ナイル川の源流は?
アフリカ中部から北東部まで6,650mを流れるナイル川。下流部、エジプトのルクソールやアスワンを流れる姿はよく知られていますが、スーダン以南の中流から上流域はあまり知られていません。
ナイル川は青ナイルと白ナイルという主に二つの主流によって形成されています。青ナイルはエチオピアのタナ湖に源流を持ち、白ナイルはアフリカ中部のビクトリア湖に始まります。また、ビクトリア湖には複数の川が流れ込んでいる為、ナイル川の厳密な源流はビクトリア湖に流れ込む川のいずれかとされていますが、現在もルワンダやブルンジ等論争が続いています。
ナイル川の流域地図
青ナイルと白ナイルの合流点ハルツーム(スーダン)
ナイル川中流域の要所が青ナイルと白ナイルの合流地点です。エジプトの河口から約2,850kmに位置し、スーダンの首都ハルツームが建っています。青ナイルと白ナイルの名前の由来は、この地で合流するスーダン人がエチオピアから流れてくる川のより濃く暗い色を「青」と呼び、より透明度が高く泡立ちもあったビクトリア湖から来る方の川を「白」と呼んだ事に因んでいます。
青ナイルの源流タナ湖
青ナイルとタナ湖の概要
エチオピア北西部、海抜1800mの高原に位置するタナ湖はエチオピア最大の湖であり、青ナイルの水源です。季節によって表面積が変わりますが、琵琶湖のおおよそ4倍の広さです。雨季の6-9月は特に水量が増し、湖から流れ出す青ナイルの水量も急増します。タナ湖の周囲は肥沃な土壌が広がっており、その土壌を含んだ青ナイルの水が下流での氾濫を引き起こし、結果的にエジプトのナイル沿岸での農業を支える形になっていました。古代ギリシャのヘロドトスによる有名な「エジプトはナイルの賜物」という言葉も青ナイルが運ぶ肥沃な土から来ています。
青ナイル・タナ湖のみどころ、観光
タナ湖の周囲にはエチオピア正教の修道院群が建っており、クルーズを利用して訪れる事も可能です。セギ半島にあるウラ・キダネ・ミフレット教会では、藁葺き屋根の質素な外観からは想像もつかないような内部の鮮やかな壁画に驚かされるでしょう。

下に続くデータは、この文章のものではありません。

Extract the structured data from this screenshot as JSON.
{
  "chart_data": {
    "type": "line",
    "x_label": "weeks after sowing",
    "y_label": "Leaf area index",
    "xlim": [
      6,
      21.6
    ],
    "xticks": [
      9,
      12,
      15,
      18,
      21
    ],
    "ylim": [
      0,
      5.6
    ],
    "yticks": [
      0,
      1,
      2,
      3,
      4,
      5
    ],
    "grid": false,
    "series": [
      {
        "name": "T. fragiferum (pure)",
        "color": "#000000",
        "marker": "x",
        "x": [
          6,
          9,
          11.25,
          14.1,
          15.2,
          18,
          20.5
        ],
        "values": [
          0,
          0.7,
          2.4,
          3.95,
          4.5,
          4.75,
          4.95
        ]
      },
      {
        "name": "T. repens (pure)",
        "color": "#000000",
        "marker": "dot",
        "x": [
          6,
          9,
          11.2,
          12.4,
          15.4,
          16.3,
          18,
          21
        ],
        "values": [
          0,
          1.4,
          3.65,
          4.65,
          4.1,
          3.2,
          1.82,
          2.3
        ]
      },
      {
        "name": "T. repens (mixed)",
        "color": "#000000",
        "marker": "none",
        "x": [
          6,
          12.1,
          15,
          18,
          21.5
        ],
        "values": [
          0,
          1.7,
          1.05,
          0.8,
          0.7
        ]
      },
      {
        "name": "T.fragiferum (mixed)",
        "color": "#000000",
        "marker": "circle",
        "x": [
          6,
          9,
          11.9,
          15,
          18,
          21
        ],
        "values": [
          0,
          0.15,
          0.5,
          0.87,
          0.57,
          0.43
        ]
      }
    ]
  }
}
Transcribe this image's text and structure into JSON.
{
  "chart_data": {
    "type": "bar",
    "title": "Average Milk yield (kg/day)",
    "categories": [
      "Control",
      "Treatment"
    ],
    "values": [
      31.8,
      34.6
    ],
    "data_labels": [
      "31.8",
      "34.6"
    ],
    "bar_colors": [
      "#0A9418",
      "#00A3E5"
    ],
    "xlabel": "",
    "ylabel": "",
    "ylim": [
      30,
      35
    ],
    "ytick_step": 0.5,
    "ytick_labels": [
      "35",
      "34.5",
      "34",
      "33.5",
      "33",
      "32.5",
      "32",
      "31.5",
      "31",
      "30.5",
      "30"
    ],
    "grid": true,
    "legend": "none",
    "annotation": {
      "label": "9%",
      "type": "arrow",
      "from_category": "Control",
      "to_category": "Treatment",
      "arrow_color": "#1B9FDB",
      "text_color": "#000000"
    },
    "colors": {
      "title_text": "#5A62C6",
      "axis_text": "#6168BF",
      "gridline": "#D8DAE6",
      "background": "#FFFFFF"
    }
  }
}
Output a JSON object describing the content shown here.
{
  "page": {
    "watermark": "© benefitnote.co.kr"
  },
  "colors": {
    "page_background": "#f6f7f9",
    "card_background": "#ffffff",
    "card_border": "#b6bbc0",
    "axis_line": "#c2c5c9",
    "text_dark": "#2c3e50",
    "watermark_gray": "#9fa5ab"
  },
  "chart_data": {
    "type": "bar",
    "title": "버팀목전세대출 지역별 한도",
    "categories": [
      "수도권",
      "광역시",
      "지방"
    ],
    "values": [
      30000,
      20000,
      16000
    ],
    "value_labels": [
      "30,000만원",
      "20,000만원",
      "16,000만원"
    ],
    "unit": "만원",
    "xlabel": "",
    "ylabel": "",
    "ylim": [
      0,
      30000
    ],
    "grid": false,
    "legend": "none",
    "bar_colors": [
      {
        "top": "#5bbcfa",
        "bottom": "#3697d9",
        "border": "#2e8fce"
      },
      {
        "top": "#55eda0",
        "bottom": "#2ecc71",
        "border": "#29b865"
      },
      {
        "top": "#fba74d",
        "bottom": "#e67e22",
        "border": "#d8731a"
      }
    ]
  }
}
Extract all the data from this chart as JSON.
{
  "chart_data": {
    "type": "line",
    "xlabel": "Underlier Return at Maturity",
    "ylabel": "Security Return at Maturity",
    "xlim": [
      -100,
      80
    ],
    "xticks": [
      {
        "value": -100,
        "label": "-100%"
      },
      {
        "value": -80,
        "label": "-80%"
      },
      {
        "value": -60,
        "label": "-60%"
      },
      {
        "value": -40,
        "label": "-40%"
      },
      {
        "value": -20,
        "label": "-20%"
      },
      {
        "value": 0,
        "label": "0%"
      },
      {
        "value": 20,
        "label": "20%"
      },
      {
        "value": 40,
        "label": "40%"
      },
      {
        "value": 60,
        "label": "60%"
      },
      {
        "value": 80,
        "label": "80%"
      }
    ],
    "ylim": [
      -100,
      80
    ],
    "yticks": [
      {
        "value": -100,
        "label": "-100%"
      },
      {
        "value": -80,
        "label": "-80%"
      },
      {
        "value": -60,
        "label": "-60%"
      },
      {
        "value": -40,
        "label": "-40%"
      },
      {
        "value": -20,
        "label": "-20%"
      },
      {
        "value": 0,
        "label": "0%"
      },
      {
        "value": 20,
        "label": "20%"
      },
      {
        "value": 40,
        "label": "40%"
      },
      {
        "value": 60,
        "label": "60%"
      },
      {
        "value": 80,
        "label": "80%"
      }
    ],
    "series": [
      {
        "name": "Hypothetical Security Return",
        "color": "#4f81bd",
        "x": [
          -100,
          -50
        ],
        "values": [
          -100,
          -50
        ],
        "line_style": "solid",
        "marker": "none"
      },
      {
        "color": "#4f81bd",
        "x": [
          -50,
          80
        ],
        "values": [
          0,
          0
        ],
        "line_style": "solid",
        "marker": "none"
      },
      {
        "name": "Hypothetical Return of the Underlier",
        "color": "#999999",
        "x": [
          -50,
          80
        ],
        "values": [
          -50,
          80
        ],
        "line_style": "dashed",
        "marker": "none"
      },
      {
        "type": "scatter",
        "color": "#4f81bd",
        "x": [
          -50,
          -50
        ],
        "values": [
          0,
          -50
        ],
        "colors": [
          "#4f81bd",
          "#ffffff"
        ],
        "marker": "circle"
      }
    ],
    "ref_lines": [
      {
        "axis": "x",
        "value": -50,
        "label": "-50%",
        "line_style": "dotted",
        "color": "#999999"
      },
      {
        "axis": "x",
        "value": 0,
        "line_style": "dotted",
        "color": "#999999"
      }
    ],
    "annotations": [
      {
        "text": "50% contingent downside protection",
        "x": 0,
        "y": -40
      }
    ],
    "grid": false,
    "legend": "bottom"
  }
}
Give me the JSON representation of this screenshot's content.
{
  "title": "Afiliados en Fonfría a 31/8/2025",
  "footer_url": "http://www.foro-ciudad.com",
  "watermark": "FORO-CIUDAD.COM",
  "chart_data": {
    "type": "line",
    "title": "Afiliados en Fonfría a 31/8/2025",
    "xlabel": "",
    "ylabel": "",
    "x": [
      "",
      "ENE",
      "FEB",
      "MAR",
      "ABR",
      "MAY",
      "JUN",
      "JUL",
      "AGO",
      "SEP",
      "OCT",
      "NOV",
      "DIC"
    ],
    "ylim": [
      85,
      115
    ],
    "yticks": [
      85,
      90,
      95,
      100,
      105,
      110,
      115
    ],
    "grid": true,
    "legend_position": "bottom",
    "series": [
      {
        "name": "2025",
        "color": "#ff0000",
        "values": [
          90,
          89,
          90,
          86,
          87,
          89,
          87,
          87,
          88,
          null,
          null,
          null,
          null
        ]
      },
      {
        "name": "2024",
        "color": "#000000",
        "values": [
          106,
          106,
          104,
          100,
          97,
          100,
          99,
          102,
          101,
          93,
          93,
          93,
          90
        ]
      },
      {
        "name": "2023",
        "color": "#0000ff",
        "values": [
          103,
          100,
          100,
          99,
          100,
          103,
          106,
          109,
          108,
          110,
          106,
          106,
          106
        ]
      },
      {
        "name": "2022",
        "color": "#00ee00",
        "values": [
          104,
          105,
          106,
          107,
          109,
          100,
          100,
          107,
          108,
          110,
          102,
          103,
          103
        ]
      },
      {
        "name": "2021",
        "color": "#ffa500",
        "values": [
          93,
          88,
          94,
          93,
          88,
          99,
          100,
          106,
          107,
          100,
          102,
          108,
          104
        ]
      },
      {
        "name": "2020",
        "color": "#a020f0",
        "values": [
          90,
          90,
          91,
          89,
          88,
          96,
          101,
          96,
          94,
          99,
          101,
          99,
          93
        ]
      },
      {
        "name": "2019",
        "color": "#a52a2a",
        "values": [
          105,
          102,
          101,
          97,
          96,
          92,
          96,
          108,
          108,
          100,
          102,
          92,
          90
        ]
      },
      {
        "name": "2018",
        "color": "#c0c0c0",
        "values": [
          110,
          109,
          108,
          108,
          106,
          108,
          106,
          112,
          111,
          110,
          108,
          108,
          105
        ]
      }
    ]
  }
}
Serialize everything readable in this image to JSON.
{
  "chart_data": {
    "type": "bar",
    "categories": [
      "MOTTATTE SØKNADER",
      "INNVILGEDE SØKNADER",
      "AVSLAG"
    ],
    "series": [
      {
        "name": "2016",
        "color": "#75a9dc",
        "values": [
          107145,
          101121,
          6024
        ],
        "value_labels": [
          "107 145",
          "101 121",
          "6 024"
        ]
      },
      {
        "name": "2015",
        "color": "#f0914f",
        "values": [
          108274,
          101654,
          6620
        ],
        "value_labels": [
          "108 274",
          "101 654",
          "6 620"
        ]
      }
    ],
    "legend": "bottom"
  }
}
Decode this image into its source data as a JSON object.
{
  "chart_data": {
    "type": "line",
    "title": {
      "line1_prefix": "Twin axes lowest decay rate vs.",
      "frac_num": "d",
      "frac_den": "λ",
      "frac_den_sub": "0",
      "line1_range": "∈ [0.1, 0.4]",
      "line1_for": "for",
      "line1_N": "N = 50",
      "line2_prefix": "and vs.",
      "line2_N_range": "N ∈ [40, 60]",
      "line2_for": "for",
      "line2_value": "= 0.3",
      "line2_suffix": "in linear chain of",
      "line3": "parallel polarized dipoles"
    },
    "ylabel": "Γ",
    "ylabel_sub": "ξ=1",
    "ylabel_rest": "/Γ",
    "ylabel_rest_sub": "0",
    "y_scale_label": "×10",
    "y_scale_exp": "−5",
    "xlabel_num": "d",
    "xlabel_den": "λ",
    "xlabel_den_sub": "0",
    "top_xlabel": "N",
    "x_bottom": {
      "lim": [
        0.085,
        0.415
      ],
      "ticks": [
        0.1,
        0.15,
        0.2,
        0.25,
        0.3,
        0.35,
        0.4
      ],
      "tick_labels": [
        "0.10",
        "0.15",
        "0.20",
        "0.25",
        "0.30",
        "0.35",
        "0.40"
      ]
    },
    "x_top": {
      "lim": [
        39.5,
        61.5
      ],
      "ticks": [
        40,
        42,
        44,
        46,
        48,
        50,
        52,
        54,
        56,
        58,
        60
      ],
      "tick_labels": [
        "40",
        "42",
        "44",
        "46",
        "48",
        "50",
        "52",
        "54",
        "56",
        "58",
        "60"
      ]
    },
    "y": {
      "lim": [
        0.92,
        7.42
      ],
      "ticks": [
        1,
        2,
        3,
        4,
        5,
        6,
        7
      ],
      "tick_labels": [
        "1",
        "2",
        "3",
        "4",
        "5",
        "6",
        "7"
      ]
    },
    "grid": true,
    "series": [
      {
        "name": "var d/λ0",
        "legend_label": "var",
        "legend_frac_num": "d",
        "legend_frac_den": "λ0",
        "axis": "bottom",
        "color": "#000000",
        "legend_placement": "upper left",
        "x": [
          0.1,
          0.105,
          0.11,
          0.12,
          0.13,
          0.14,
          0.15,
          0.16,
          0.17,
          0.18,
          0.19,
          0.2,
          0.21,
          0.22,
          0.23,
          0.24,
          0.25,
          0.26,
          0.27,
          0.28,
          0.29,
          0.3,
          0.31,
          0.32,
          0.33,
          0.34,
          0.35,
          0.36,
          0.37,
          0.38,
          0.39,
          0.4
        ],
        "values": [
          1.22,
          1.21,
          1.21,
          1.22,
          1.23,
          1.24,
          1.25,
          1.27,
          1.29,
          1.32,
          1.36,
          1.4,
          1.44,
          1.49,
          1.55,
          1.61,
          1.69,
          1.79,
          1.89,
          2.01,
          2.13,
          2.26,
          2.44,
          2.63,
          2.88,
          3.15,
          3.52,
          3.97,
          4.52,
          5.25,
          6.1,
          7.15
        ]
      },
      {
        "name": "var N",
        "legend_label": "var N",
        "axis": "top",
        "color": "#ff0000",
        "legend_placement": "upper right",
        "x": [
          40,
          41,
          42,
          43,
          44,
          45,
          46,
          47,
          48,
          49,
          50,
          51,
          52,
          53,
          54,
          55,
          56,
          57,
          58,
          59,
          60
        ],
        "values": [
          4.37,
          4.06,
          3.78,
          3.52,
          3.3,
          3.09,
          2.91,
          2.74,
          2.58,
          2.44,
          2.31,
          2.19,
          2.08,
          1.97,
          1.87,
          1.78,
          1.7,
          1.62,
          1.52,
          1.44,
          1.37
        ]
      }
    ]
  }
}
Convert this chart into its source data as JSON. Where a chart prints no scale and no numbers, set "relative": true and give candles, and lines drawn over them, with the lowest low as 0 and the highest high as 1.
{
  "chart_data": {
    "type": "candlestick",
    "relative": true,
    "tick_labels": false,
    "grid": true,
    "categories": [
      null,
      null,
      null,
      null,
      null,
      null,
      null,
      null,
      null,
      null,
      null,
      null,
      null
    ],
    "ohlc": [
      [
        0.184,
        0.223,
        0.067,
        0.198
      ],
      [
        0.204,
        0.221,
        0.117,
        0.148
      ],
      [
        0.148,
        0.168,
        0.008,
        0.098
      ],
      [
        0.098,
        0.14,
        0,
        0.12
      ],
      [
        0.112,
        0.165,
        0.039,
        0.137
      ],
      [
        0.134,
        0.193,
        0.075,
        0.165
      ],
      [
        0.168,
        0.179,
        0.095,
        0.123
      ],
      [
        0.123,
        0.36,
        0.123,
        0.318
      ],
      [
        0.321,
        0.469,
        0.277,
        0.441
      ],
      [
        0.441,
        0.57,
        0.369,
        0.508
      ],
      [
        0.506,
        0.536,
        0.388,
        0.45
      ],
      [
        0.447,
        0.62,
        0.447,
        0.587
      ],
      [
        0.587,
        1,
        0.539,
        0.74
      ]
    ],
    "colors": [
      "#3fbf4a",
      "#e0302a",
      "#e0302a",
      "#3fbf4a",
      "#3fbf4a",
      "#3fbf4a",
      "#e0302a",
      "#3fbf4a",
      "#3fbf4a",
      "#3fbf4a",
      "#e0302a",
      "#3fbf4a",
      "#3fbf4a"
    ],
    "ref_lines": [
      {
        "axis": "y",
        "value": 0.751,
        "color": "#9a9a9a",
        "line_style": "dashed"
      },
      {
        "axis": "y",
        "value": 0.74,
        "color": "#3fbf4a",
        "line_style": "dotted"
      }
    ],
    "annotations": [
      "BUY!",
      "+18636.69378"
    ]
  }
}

また、青ナイルの滝は下流まで流れる肥沃な土壌を含む青ナイルの起点に近く、特に雨季(6-9月)や乾季の始めの時期(10-11月)は、迫力ある滝の姿が見やすいです。
白ナイルの源流ビクトリア湖
白ナイルとビクトリア湖の概要
ウガンダ、ケニア、タンザニアの三ヶ国に囲まれたビクトリア湖はアフリカ最大の湖であり、その面積は68,800平方km(琵琶湖の約100倍)に及びます。周囲の産地から多くの川が流れ込みますが、流れ出る川は白ナイルの1本だけです。その流れ出る地点があるウガンダのジンジャはソース・オブ・ナイル(ナイルの源流)とも呼ばれていて、記念碑も立っています。
白ナイル・ビクトリア湖のみどころ、観光
白ナイルの源流ジンジャでは、前述の「ソース・オブ・ナイル」を見学する事ができます。また、白ナイルの最上流は急流になっていて、同じウガンダ内のマーチソン・フォールズ国立公園では、ナイル最大の滝でもあるマーチソン滝を上流側や下流側から望む事ができます。白ナイルは青ナイルほど季節的に水量が大きく変わりませんので、一年を通して訪れる事ができます。